When art upsets…

[18 Aug 2015]

 

Art has always held a mirror to society, questioned its own limits and provoked varying degrees of outrage. This past year, the art world spawned a generous crop of polemical reactions; we take a brief look at some of them…

In January 2015, the Belgian painter Luc TUYMANS (1958) was convicted of plagiarism by a court in Antwerp. The court decided that his A belgian politician looked a little too much like a photograph of the politician Jean-Marie Dedecker published in the newspaper De Standaard. Not particularly sympathetic to Contemporary art, the judge convicted the artist of plagiarism. But Luc Tuymans’ work, like that of many other Contemporary artists, is deliberately based on the appropriation of existing images that he re-contextualises to present his own vision of the world. Tuymans is currently the most dearly paid Belgian Contemporary artist (with an auction record of $2.7 million for Rumour on 15 November 2013 at Christie’s New York) a market position that has naturally generated a certain amount of envy.

Another similar accusation was filed in France concerning a Jeff KOONS exhibition. After a major retrospective at the Whitney Museum, which passed off without the slightest glitch with the American public, the artist found himself accused of plagiarism regarding two works from his Banality series (1988) in his Parisian exhibition. Alain Seban, the then Director of the Centre Pompidou, issued a press release in which he stated that “similar questions have already been raised in the United States regarding other works from the Banality series whose very principle is to use purchasable objects or images from the press”, adding that “the concepts of ‘quotation’ and ‘appropriation’ are both fundamental aspects in Modern and Contemporary creation. It is essential that museums should continue to reflect these artistic tendencies”.

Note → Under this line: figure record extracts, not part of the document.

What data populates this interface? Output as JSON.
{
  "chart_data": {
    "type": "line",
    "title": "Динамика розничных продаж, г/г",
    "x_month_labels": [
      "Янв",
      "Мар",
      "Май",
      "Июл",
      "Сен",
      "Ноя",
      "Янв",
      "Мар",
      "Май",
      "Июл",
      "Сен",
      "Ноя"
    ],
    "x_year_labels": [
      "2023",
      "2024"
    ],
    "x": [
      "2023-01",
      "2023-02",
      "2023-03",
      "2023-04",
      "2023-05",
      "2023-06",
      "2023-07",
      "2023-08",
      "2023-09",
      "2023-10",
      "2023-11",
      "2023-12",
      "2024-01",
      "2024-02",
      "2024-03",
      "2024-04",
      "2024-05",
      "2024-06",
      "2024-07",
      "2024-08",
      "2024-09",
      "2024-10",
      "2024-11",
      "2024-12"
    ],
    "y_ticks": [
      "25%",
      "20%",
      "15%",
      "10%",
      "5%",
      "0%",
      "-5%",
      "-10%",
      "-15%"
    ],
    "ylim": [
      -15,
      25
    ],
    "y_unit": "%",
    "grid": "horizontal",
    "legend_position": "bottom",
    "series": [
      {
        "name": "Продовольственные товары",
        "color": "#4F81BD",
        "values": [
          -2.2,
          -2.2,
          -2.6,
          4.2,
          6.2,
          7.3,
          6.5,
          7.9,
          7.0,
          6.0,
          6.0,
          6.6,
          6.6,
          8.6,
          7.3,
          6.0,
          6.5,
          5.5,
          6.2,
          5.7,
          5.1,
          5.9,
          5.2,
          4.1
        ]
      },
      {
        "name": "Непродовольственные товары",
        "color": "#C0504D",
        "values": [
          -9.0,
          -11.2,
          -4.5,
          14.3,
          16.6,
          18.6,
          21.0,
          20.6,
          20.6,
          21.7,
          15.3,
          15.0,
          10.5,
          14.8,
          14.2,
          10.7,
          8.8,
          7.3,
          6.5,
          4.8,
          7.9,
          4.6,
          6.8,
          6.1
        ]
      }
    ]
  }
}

Appropriation is indeed a recognised artistic orientation, one of whose major exponents was the American artist, STURTEVANT who died last year. Her works, inexact copies of works by the likes of Andy Warhol and Roy Lichtenstein, nowadays fetch several million dollars… In Sturtevant’s case, the appropriation of masterpieces was absolutely flagrant. During the 2014 FIAC in Paris, a French artist Valentin CARRON (1977) was criticised for his overly subtle homage to the sculptor Francesco MARINO DI TEANA (1920-2012) and particularly his translation of the work’s title into English (The Dawn to translate Di Teana’s L’Aube). A lawsuit was narrowly avoided. With a work on a related subject (but in a different medium), Valentin Carron’s sculpture L’Aurore fetched $75,000 at Christie’s New York just several days after the FIAC… suggesting that a little heated debate has more of a positive impact on an artist’s prices than might be expected.
During the same art fair, Paul MCCARTHY’s inflatable Tree sculpture ‑ looking very much like a giant anal plug and installed in Paris’s prestigious Place Vendôme ‑ was vandalised. One hundred and fifty years after the scandal caused by Manet’s l’Olympia at the Salon de Paris, McCarthy’s phallic symbol at the heart of the French capital (a city absolutely full of architectural representations of this type, without the slightest irony) provoked a wave of protest… and a counter-protest of support. Several months later, Anish KAPOOR’s Dirty Corner (rapidly renamed The Queen’s Vagina by his critics) was damaged in the gardens of the Versailles Palace. The French public seems to be particularly sensitive to the issues of plagiarism and indecency, possibly detracting from its judgement, its imagination and its humour…

On the other side of the Atlantic, the Cuban artist Tania BRUGUERA (1968) managed to mobilise the international art community this year. Just a few days after the announcement of a relaxation in diplomatic relations between the United States and Cuba (December 2014), she organised a performance in Havana that seriosly irritated the Cuban authorities… She was arrested and her passport was confiscated until last month (10 July 2015). The affair triggered a positive reaction from the market: in May 2015, Phillips sold her Destierro for $81,250 including fees, twice its estimated price, whereas Bruguera’s work had never previously made auction news. Clearly, certain players in the art market decided to express their support for the artist by hyping up her arrest in the auction sphere.

Every country seems to have its sensitive points. People are not offended by the same things in Paris, New York, Cuba, Beijing and Doha; but artists constantly elicit reactions that allow us to gauge the mores of our societies. And today, more than ever, the art market seems to react to the reactions that certain artist provoke.